One of the greatest patrons of the arts in the early 16th century was a man named “Giuliano della Rovere” (1443- 1513), better known as Pope Julius II.
He named himself after Julius Caesar and is widely considered to be equally influential in terms of the arts and politics during the High Renaissance. He founded the Vatican Museums and commissioned the reconstruction of St. Peter’s Basilica.
Raffaello Sanzio da Urbina (1483-1520) was ordered to paint the portrait of this intriguing figure in world history in the latter years of his life. Let’s take a closer look at some of the most interesting facts about the Portrait of Pope Julius II by Raphael.
It was completed just a few years before the Pope’s death
Raphael was already a renowned artist when he arrived in Rome in the year 1508. This is emphasized by the fact that he was invited to the city by Pope Julius II himself, probably at the request of Donato Bramante.
The next couple of years he worked on the private library of the Pope, now referred to as the “Raphael Rooms.” These apartments in the Vatican Palace are perhaps his most famous legacy as it features frescos such as The School of Athens and The Parnassus.

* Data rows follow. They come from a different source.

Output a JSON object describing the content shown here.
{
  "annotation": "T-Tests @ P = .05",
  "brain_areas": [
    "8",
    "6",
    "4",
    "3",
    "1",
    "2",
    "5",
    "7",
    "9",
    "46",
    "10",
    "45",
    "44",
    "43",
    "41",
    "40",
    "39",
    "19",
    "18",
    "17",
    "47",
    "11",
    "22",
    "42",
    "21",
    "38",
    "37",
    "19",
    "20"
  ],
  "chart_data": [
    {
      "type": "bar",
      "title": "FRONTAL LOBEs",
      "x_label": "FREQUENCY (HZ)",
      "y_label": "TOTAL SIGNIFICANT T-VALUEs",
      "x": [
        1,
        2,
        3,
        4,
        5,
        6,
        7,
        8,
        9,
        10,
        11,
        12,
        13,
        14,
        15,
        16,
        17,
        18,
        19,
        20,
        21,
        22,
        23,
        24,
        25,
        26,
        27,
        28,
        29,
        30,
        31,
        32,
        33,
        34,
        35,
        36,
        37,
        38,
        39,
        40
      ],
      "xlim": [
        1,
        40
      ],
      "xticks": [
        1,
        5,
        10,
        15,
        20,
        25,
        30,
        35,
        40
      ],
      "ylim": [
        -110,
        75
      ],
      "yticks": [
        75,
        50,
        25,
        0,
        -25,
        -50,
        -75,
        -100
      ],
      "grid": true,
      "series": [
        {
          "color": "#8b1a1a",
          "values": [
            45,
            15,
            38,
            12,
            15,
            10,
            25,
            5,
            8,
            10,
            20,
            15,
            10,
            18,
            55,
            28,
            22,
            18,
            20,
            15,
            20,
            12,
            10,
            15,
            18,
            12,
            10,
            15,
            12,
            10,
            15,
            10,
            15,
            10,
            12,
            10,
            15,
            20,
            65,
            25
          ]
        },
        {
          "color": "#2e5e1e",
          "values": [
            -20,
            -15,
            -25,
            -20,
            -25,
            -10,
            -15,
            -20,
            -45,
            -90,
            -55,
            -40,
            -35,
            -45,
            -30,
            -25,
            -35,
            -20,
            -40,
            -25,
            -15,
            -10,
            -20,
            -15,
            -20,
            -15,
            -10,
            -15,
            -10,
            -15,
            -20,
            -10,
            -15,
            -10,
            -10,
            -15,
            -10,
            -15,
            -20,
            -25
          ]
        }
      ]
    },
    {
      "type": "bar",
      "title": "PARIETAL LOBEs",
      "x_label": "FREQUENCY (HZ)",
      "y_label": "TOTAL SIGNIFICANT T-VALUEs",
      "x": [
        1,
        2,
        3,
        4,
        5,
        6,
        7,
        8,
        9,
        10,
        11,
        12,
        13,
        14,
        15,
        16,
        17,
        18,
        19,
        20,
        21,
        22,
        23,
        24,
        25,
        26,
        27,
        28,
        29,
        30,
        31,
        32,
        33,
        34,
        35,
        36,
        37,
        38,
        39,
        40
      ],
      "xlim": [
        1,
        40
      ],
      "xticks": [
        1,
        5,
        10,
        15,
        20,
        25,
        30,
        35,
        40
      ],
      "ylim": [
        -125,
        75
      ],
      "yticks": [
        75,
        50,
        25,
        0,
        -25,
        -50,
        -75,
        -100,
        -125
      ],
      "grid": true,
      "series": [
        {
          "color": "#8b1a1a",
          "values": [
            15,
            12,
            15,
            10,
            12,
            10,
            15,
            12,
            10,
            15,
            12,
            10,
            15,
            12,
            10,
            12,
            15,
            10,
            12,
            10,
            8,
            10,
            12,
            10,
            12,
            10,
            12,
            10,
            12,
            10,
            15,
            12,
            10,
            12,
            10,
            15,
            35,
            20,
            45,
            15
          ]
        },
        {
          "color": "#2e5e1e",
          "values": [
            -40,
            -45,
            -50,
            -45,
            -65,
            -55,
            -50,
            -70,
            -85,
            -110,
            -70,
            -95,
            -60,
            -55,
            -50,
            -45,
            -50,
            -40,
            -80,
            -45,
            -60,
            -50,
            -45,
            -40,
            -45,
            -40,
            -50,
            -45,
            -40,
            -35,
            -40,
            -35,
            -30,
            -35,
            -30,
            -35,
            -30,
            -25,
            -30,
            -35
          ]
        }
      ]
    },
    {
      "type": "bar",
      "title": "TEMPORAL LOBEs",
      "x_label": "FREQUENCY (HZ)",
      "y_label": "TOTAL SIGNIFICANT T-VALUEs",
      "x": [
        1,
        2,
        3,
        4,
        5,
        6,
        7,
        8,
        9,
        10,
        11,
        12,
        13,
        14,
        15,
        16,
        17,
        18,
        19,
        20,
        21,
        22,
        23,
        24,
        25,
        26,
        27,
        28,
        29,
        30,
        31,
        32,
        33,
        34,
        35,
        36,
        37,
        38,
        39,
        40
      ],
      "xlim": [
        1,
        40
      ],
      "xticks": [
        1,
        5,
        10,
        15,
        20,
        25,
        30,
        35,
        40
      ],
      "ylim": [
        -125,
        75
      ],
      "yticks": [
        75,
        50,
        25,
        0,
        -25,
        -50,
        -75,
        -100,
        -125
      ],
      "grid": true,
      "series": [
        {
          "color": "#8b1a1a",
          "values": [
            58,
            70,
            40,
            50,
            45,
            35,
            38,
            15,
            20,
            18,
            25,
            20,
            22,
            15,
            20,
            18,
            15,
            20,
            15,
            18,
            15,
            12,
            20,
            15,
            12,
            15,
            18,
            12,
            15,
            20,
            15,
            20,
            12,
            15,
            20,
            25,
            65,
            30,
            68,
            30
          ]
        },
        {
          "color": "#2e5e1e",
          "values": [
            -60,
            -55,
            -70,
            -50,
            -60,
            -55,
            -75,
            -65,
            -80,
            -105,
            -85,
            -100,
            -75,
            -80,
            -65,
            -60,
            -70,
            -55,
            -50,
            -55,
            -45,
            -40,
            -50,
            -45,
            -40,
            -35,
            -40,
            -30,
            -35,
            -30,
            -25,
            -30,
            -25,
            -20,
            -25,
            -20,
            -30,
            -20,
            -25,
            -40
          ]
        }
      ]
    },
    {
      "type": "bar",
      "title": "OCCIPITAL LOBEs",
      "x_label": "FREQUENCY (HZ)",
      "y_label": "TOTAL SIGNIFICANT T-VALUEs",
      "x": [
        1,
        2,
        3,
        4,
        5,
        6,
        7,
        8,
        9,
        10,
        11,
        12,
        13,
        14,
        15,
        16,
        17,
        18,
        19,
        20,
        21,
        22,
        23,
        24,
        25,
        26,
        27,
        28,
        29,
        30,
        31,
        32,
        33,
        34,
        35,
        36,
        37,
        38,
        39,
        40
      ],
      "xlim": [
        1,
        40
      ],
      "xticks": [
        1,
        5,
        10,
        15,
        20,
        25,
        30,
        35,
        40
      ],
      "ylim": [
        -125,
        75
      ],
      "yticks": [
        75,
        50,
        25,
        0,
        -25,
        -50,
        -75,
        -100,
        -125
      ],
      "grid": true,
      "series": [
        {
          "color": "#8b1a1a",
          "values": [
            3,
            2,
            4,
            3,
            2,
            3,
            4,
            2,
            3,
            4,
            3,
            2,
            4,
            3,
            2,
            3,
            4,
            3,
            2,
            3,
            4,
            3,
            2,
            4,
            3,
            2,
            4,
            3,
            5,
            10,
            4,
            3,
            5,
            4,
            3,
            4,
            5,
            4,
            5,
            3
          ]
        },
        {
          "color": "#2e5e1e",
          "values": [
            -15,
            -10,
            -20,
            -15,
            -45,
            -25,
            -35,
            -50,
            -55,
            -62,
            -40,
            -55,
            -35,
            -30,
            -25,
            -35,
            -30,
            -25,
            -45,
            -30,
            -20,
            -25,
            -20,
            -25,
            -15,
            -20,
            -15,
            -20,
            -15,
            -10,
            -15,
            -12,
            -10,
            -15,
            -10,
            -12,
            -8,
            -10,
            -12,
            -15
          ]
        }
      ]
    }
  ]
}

He received the commission to paint the Pope’s portrait in the year 1511 and completed it the year after in 1512. It’s far from being his largest work as the painting has dimensions of 108 × 80.7 centimeters (43 × 31.8 inches).
It was part of a double commission completed by Raphael
Perhaps one of the most interesting facts about the Portrait of Pope Julius II is that the Pope commissioned his portrait together with another painting. This work is called the “Madonna of Loreto” and was completed in the year 1511.
This painting of about the same size was most probably meant to complement the portrait as it has the same vertical orientation. They were also originally hung together which strengthens this theory.
They aren’t together anymore, though, because the Madonna painting is now located at the Musée Condé inside the Chantilly Castle in France.
The unveiling of the painting was an extremely popular event
The reason why the Pope commissioned these paintings was to decorate the Santa Maria del Popolo church in Rome. This church stands on the northern side of the Piazza del Popolo, one of the most famous squares in Italy’s capital.
This church also stands on the main route north into Rome and both paintings were often hung on its pillars during special occasions such as lavish feasts and holy days.
The paintings were praised almost immediately, and especially the portrait. Hoards of people were lining up to take a look at the magnificent work of art by Raphael the moment it was unveiled, a feast in itself so to speak.
It has been described as a scary painting for a particular reason
There’s a reason why so many people flocked to the Santa Maria del Popolo church in Rome in the year 1512. The portrait of Pope Julius II was so realistic that it almost frightened all the people that stood in front of it.
Granted, the quotes of Giorgio Vasari were written a century later, but he mentioned that “it was painted so lifelike that it appeared as if the man himself was sitting there.” This was enough to freak out the common man in the days before photography.
Apart from being a revolutionary painting in the early 16th century, it also became a great influence for papal portraiture for a long time to come.
The real version wasn’t uncovered until the 1970s
Raphael’s version of 1512 wasn’t the only version of this remarkable painting. it has been copied multiple times, so much that it remained unclear as to where the original version was located until the 1970s.
Now it’s commonly agreed that the original version is located at the National Gallery in London, and the most famous copy in the Uffizi Gallery in Florence. The one in Florence was assumed to be the original all this time as well.
This secret was uncovered when an x-ray photograph uncovered a catalog number linking it to the Borghese collection at the Palazzo Borghese, now known as the Galleria Borghese in Rome.
It left this collection in the 1790s and only resurfaced in the Angerstein Collection in London by 1823. The painting that was assumed to be a copy of the original entered the National Gallery in London the following year in 1824.